Hier, Hichem Mechichi, Chef de gouvernement désigné, a tranché en mettant fin à tous les pronostics, à toutes «les pressions douces», à tous «les conseils d’amis» et à toutes les attentes.

Il n’y est pas allé par quatre chemins pour dire, à l’adresse de ceux qui attendaient sa réponse, plus particulièrement à la déclaration de Abdelkrim Harouni, président du Conseil de la choura, appelant à un gouvernement d’union nationale : «Mon gouvernement sera un gouvernement de compétences totalement indépendantes de tous les partis politiques.
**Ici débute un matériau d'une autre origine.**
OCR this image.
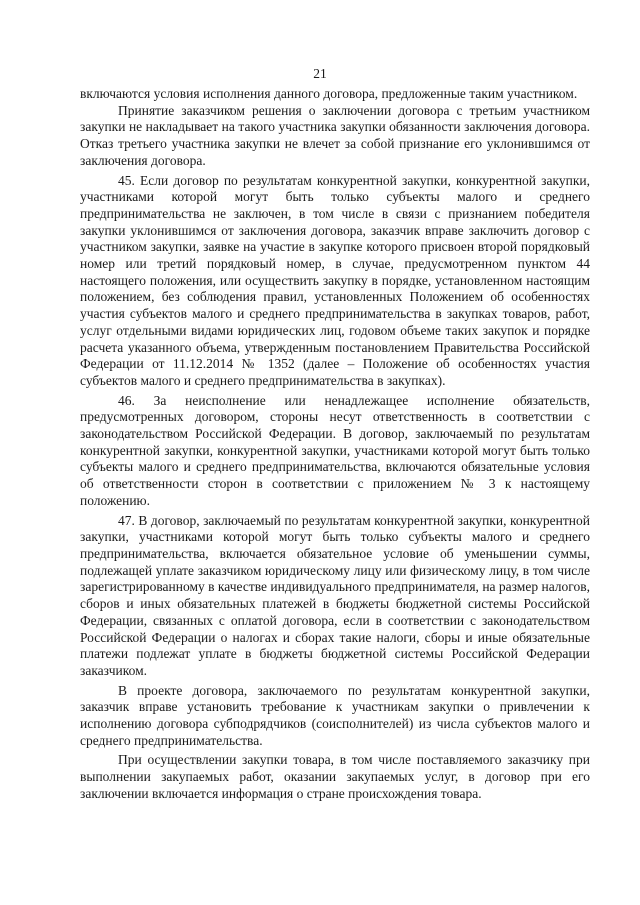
21

включаются условия исполнения данного договора, предложенные таким участником.

Принятие заказчиком решения о заключении договора с третьим участником закупки не накладывает на такого участника закупки обязанности заключения договора. Отказ третьего участника закупки не влечет за собой признание его уклонившимся от заключения договора.

45. Если договор по результатам конкурентной закупки, конкурентной закупки, участниками которой могут быть только субъекты малого и среднего предпринимательства не заключен, в том числе в связи с признанием победителя закупки уклонившимся от заключения договора, заказчик вправе заключить договор с участником закупки, заявке на участие в закупке которого присвоен второй порядковый номер или третий порядковый номер, в случае, предусмотренном пунктом 44 настоящего положения, или осуществить закупку в порядке, установленном настоящим положением, без соблюдения правил, установленных Положением об особенностях участия субъектов малого и среднего предпринимательства в закупках товаров, работ, услуг отдельными видами юридических лиц, годовом объеме таких закупок и порядке расчета указанного объема, утвержденным постановлением Правительства Российской Федерации от 11.12.2014 № 1352 (далее – Положение об особенностях участия субъектов малого и среднего предпринимательства в закупках).

46. За неисполнение или ненадлежащее исполнение обязательств, предусмотренных договором, стороны несут ответственность в соответствии с законодательством Российской Федерации. В договор, заключаемый по результатам конкурентной закупки, конкурентной закупки, участниками которой могут быть только субъекты малого и среднего предпринимательства, включаются обязательные условия об ответственности сторон в соответствии с приложением № 3 к настоящему положению.

47. В договор, заключаемый по результатам конкурентной закупки, конкурентной закупки, участниками которой могут быть только субъекты малого и среднего предпринимательства, включается обязательное условие об уменьшении суммы, подлежащей уплате заказчиком юридическому лицу или физическому лицу, в том числе зарегистрированному в качестве индивидуального предпринимателя, на размер налогов, сборов и иных обязательных платежей в бюджеты бюджетной системы Российской Федерации, связанных с оплатой договора, если в соответствии с законодательством Российской Федерации о налогах и сборах такие налоги, сборы и иные обязательные платежи подлежат уплате в бюджеты бюджетной системы Российской Федерации заказчиком.

В проекте договора, заключаемого по результатам конкурентной закупки, заказчик вправе установить требование к участникам закупки о привлечении к исполнению договора субподрядчиков (соисполнителей) из числа субъектов малого и среднего предпринимательства.

При осуществлении закупки товара, в том числе поставляемого заказчику при выполнении закупаемых работ, оказании закупаемых услуг, в договор при его заключении включается информация о стране происхождения товара.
Un gouvernement de réalisations ou d’accomplissement (injaz en langue arabe) économique et social formé de compétences qui allient l’efficience à l’intégrité et à la disponibilité».

Donc, maintenant les choses sont claires : la future équipe ministérielle que Mechichi formera dans les jours à venir et soumettra aux députés pour obtenir leur confiance ne comprendra aucun ministre appartenant à un parti politique représenté au sein du Parlement comme Ennahdha, Qalb Tounès, Achaab, Attayar ou Tahya Tounès et aussi aucune personnalité appartenant à un parti politique ne disposant pas de députés au palais du Bardo.

Finalement, à saisir les cinq ou six phrases ficelées par Mechichi lors de son bref point de presse, les dés sont désormais jetés et les décisions sont prises. Il ne reste que le choix des compétences indépendantes (et le futur locataire du palais de La Kasbah insiste sur le fait qu’elles seront totalement indépendantes de tous les partis politiques) qui seront chargées de la concrétisation du programme bref et concis déjà concocté et qui s’articule autour des axes suivants :

– L’arrêt de l’hémorragie des finances publiques

– La sauvegarde des entreprises publiques

– L’encadrement des catégories fragiles

– La préservation du pouvoir d’achat du citoyen

– La consécration de la primauté de la loi.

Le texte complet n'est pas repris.